New to ML here and trying my hands on fitting a model using Random Forest. Here is my simplified code:
X_train, X_test, y_train, y_test = train_test_split(features, target, test_size=0.15, random_state=42)
model = RandomForestRegressor()
param_grid = {
'n_estimators': [100, 200, 500],#, 300],
'max_depth': [3, 5, 7],
'max_features': [3, 5, 7],
'random_state': [42]
}
Next, I perform grid search for the best parameters:
grid_search = GridSearchCV(model, param_grid, cv=5)
grid_search.fit(X_train, y_train)
print(grid_search.best_params_)
This yields the output:
{'max_depth': 7, 'max_features': 3, 'n_estimators': 500, 'random_state': 42}
Next, I implement prediction for the model. I get the output R2= 0.998 for test and train data:
y_train_pred = best_model.predict(X_train)

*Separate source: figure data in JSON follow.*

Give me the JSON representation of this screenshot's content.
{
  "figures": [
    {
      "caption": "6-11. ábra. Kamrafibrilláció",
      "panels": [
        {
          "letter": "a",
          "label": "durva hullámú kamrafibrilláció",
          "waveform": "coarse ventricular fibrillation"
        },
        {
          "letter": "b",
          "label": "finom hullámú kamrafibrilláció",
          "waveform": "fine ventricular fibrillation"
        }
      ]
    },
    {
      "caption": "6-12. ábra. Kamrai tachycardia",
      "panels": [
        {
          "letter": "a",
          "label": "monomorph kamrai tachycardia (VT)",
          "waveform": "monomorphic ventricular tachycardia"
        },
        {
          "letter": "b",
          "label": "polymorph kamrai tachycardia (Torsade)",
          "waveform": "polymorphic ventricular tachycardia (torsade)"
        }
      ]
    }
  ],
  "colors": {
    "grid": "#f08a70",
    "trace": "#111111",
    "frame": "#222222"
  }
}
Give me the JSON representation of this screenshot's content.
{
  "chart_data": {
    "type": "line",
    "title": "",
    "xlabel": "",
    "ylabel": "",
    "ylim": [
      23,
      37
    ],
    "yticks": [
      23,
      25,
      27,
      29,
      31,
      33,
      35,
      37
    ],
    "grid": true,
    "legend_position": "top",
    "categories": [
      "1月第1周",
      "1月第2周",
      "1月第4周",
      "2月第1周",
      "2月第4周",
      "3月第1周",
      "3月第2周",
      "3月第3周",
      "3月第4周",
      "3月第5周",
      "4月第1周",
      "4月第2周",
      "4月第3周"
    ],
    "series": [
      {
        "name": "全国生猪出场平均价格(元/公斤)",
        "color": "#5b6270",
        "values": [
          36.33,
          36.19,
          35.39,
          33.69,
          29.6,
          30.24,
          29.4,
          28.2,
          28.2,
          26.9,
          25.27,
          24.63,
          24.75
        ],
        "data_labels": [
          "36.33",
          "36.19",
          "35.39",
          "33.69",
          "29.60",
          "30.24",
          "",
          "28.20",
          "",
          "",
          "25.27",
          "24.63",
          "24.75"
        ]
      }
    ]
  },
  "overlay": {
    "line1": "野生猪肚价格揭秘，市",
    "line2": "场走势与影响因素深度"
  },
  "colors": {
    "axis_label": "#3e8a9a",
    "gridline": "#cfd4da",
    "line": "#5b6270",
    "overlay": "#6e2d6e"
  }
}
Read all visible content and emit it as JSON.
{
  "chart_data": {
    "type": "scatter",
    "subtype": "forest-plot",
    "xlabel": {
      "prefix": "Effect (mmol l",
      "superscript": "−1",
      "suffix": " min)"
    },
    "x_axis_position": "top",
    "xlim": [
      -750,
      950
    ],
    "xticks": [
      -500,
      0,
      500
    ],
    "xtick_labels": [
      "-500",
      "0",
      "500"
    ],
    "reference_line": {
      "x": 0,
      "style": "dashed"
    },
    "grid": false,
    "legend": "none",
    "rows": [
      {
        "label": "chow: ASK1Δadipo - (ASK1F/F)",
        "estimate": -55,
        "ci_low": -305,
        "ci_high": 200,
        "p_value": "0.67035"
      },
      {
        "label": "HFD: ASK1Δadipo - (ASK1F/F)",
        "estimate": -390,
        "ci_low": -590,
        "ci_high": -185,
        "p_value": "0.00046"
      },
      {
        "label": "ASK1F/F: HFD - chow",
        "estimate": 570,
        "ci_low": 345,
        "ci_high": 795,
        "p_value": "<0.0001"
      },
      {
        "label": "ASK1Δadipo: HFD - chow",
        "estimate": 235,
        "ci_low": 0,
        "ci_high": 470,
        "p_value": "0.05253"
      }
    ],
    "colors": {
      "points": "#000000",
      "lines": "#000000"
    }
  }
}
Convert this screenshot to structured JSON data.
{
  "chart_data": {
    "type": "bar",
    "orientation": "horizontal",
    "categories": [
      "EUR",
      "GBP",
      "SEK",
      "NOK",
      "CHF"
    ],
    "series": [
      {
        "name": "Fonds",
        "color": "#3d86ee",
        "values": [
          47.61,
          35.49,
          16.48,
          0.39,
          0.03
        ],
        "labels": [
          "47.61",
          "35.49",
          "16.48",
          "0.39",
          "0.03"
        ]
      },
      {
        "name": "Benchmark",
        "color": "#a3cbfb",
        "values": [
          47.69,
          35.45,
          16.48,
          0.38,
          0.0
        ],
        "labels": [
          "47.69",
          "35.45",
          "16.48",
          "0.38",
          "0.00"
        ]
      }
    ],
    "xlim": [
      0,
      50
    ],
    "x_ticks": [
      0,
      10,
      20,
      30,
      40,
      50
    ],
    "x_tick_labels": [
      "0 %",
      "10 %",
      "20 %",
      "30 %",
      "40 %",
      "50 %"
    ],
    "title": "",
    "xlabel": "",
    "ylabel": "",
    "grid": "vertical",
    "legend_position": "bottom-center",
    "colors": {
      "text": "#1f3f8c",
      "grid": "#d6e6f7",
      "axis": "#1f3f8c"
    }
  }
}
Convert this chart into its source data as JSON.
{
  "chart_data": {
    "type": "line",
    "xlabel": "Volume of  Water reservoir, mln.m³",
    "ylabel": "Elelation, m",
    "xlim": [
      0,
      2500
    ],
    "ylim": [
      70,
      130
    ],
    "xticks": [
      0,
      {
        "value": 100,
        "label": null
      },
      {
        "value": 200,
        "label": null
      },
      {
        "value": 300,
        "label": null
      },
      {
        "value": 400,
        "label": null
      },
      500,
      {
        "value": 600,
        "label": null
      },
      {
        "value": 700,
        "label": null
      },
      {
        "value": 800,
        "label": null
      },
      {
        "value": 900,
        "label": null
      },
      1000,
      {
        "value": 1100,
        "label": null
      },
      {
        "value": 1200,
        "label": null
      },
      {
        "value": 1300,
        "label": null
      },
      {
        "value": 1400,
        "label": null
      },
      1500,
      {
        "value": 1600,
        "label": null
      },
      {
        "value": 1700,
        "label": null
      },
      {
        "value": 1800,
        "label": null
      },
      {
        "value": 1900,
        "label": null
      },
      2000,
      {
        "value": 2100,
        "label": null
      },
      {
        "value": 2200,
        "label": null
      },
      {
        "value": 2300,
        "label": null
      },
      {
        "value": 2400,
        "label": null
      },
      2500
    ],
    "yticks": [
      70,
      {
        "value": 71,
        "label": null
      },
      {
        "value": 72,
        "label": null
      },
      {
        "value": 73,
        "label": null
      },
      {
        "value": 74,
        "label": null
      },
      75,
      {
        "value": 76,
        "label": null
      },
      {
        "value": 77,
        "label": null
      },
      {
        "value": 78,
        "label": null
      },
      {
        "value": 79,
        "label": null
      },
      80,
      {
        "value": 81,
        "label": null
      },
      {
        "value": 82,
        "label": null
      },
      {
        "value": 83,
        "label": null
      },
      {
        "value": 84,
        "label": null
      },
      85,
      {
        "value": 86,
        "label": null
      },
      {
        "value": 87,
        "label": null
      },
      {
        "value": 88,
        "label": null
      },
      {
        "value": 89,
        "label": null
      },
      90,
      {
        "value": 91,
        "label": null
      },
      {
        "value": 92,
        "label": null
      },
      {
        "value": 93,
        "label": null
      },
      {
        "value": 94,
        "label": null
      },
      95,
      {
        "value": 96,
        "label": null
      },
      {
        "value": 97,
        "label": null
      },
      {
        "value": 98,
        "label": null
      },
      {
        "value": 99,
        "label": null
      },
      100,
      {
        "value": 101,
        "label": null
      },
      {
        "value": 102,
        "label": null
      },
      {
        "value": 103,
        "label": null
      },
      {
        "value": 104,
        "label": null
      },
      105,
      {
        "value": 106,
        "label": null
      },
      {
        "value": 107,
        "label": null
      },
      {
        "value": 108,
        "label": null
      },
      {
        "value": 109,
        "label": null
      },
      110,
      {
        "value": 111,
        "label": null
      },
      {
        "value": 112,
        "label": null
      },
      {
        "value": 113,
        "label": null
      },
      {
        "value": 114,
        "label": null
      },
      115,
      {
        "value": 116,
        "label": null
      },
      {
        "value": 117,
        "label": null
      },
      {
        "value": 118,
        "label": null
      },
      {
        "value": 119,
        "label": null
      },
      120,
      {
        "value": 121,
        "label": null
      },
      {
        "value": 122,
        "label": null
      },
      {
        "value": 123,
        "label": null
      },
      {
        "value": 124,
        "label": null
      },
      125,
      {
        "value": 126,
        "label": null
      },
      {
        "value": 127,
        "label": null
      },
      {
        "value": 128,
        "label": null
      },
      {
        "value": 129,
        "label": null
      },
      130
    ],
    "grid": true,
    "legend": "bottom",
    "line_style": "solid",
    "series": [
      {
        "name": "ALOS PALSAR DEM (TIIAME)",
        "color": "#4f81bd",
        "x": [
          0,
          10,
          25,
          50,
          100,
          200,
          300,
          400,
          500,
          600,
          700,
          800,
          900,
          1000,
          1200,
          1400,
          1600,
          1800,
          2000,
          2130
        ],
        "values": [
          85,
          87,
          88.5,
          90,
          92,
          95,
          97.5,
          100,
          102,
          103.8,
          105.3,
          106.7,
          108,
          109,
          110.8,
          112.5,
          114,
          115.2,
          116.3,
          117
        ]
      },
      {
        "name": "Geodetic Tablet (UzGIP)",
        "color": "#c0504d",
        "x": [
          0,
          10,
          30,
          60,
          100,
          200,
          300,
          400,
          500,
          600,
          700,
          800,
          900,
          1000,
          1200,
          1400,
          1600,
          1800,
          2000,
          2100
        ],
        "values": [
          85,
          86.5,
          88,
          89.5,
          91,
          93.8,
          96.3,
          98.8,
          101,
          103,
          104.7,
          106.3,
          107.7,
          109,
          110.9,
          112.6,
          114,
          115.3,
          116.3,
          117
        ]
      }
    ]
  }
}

y_test_pred = best_model.predict(X_test)
train_r2 = r2_score(y_train, y_train_pred)
test_r2 = r2_score(y_test, y_test_pred)
Question:
The above code did ascertain the 'max features'
to be 3.
- I suppose those 3 features were used to predict the model and then calculate R2. Is that right?
- If #1 is correct then how do I print the 3 features which were used for the best prediction and obtain a R2 of 0.998?